A pesar de que parecía haber transcurrido bastante tiempo, Gonzalo seguía sin tener sueño, aunque no había modo de saber la hora. Las campanas de la iglesia no sonaban: era Viernes Santo. No sonarían de nuevo hasta el Domingo de Resurrección. La ciudad estaba a oscuras y silenciosa, con la quietud que sólo se producía en las horas previas al amanecer. Al cabo de un rato se levantó y se acercó en silencio a la ventana.
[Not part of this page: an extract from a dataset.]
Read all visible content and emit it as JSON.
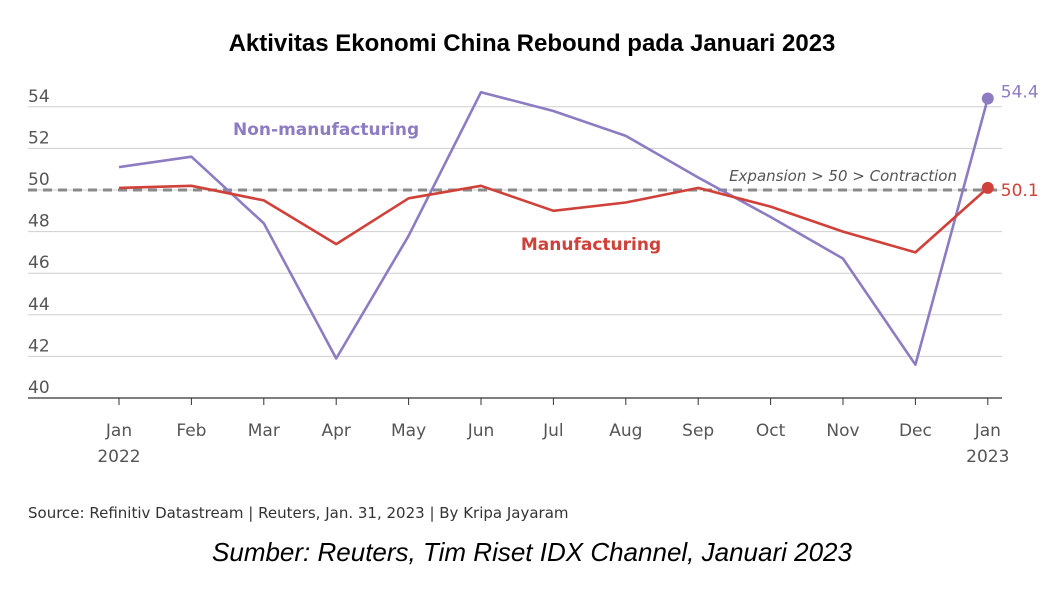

Las habituales cortinas negras y harapientas la cubrían. Apartó una de ellas y se asomó. Distinguió el contorno del edificio de enfrente, con todas las luces apagadas. El cielo estaba veteado de nubes, y la luna flotaba como una farola gigantesca, pálida y llena, por encima de las casas. Apagaba las estrellas a su alrededor como en efecto habrían hecho las farolas de verdad. Gonzalo contempló el cielo durante un rato. Nunca le había gustado demasiado observar el firmamento nocturno. Vivía en la ciudad y prefería contemplar las calles iluminadas. No obstante, cuando estuvo en el frente aprendió a agradecer la luz de la luna y las estrellas. En el frente, la luna era su camarada. Se alegró de tener la oportunidad de despedirse de ella.